Bitcoins Will Buy BGP Security? Come On…

Here’s another interesting talk from RIPE77: Routing Attacks in Cryptocurrencies explaining how BGP hijacks can impact cryptocurrencies.

TL&DR: Bitcoin is not nearly decentralized enough to be resistant to simple and relatively easy BGP manipulations.

Is that a BGP problem? Obviously not – it’s just that what people think they know about bitcoin has no basis in reality. According to the talk all you have to do to disrupt bitcoin global infrastructure is to take ten prefixes offline. Oh, and then there’s the small matter of “bitcoin messages being propagated unencrypted and without any integrity guarantees.” Looks like the whole thing really was a proof-of-concept that escaped from the lab.

On a totally unrelated note, that talk follows the great recipe a friend of mine working in academia his whole life described decades ago when looking for the topic of his PhD thesis: “Take two unrelated research areas, and find a way to mix them together. You’re almost guaranteed to have something unique and publishable.

Not unexpected, some people quickly latched onto this unique combination, resulting in articles like Real Money Can’t Buy Routing Security… But BitCoin Might. Unfortunately that’s just wishful thinking.

BGP routing security is a business problem, and there’s orders of magnitude more money made on the Internet the traditional way… yet none of those players are willing to pay the ISPs to build a secure infrastructure and use non-public infrastructure for mission-critical communication. Bitcoin miners might just find it easier to go down that same path.

9 comments:

  1. It seems that you belittle the situation. Route leaking/hijacking is a real problem. But the RPKI thing fails because of the small percentage of participants (how much is the adoption of RPKI?). It's certainly a business problem but that insight doesn't solve the existing problem.
    Replies
    1. You did read the "BGP routing security is a business problem" post I linked to, and the original post by Russ White, did you?

      Route leaking and hijacking is solvable without any new technology (solutions described in RFC 7454 are good enough), if only there would be interest and commercial motivation in solving it. Right now it seems like nobody is willing to foot the bill.
    2. Yes, I read the two posts before. So you would rely on the quality of IRR data and ISPs filtering prefixes for you? Well, tell that to the marines. Why not just doing DNSSEC without cryptography?
    3. Why would you not trust the IRR data? Oh wait... because nobody is motivated enough to keep it current... become nobody has the guts (or motivation) to enforce it, apart from Job Snijders.

      And how do you think RPKI will change things? It's just another database that needs to be kept up-to-date, and if nobody is punished for not keeping the data current, nothing will ever change.
    4. And who guarantees that the data from IRR is valid? The users themselves? You must be joking. It's about trust and "not another database to maintain". The problem is the enforcement of the cryptography. No one takes responsibility for that. Same for DNSSEC. If it would be enforced and you don't participate, your public subnets become unreachable through invalidation. I bet you then quickly move your fat fingers to come back online.
    5. > And who guarantees that the data from IRR is valid? The users themselves? You must be joking.

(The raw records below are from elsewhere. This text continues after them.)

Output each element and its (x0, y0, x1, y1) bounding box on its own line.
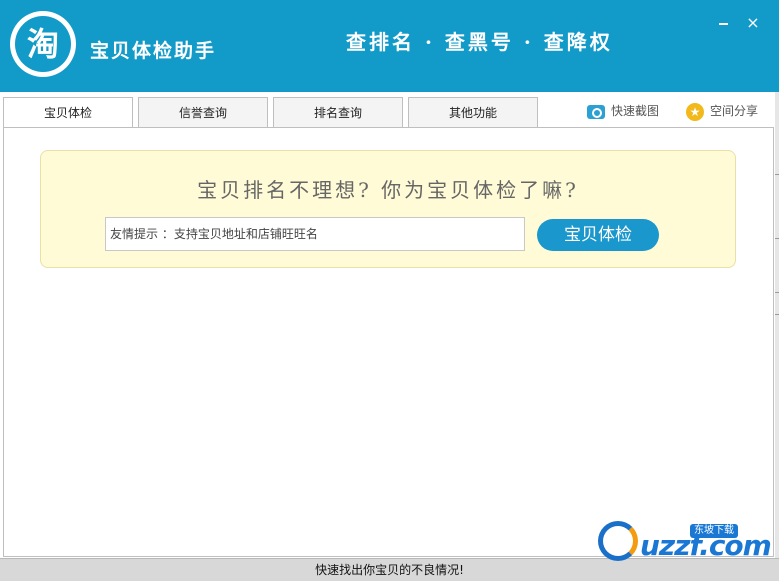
tab-credit-query[interactable]: 信誉查询 (138, 97, 268, 127)
close-button[interactable]: × (744, 14, 762, 32)
inspect-button[interactable]: 宝贝体检 (537, 219, 659, 251)
tab-bar: 宝贝体检 信誉查询 排名查询 其他功能 快速截图 ★ 空间分享 (0, 92, 779, 128)
watermark-text: uzzf.com (640, 529, 772, 562)
taobao-logo-icon: 淘 (15, 16, 71, 72)
window-right-edge (775, 92, 779, 558)
promo-headline: 宝贝排名不理想? 你为宝贝体检了嘛? (197, 178, 579, 202)
app-window: 淘 宝贝体检助手 查排名 · 查黑号 · 查降权 × 宝贝体检 信誉查询 排名查… (0, 0, 779, 581)
inspection-card: 宝贝排名不理想? 你为宝贝体检了嘛? 宝贝体检 (40, 150, 736, 268)
space-share-label: 空间分享 (710, 104, 759, 118)
camera-icon (587, 104, 605, 119)
minimize-button[interactable] (714, 14, 732, 32)
app-logo: 淘 (10, 11, 76, 77)
star-icon: ★ (686, 102, 704, 121)
space-share-button[interactable]: ★ 空间分享 (686, 101, 758, 121)
tab-item-inspection[interactable]: 宝贝体检 (3, 97, 133, 128)
tab-ranking-query[interactable]: 排名查询 (273, 97, 403, 127)
site-watermark: 东坡下载 uzzf.com (598, 519, 773, 569)
header-slogan: 查排名 · 查黑号 · 查降权 (346, 30, 613, 54)
app-title: 宝贝体检助手 (90, 40, 217, 62)
title-bar[interactable]: 淘 宝贝体检助手 查排名 · 查黑号 · 查降权 × (0, 0, 779, 92)
quick-screenshot-label: 快速截图 (611, 104, 660, 118)
quick-screenshot-button[interactable]: 快速截图 (587, 101, 659, 121)
item-search-input[interactable] (105, 217, 525, 251)
watermark-logo-icon (598, 521, 638, 561)
tab-other-functions[interactable]: 其他功能 (408, 97, 538, 127)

      Why? PGP solved a long time ago this problem using the Web of Trust concept, users validate themselves

      > If it would be enforced and you don't participate, your public subnets become unreachable through invalidation

      I think that's a trade off between security and usability, and from people with experience using IPSEC and suffering all the weird failures and strange problems, they don't want their sessions failing because of this
    6. Great idea. You know how PGP works? How do you manage let's say 100'000 public keys? How does PGP scale? Maybe you missed the topic it's not about email security.
    7. I think that I'm not missing the topic, just I didn't articulate it well enough :)
      I tried to mean that if you use PGP to do the updates to IRR http://www.radb.net/support/authentication1.php it's reasonably secure, and nobody can add malicious data.
      Then, if you use filters based in the IRR data and you are not updating the data, you have the results that you are proposing
      >If it would be enforced and you don't participate, your public subnets become unreachable through invalidation. I bet you then quickly move your fat fingers to come back online.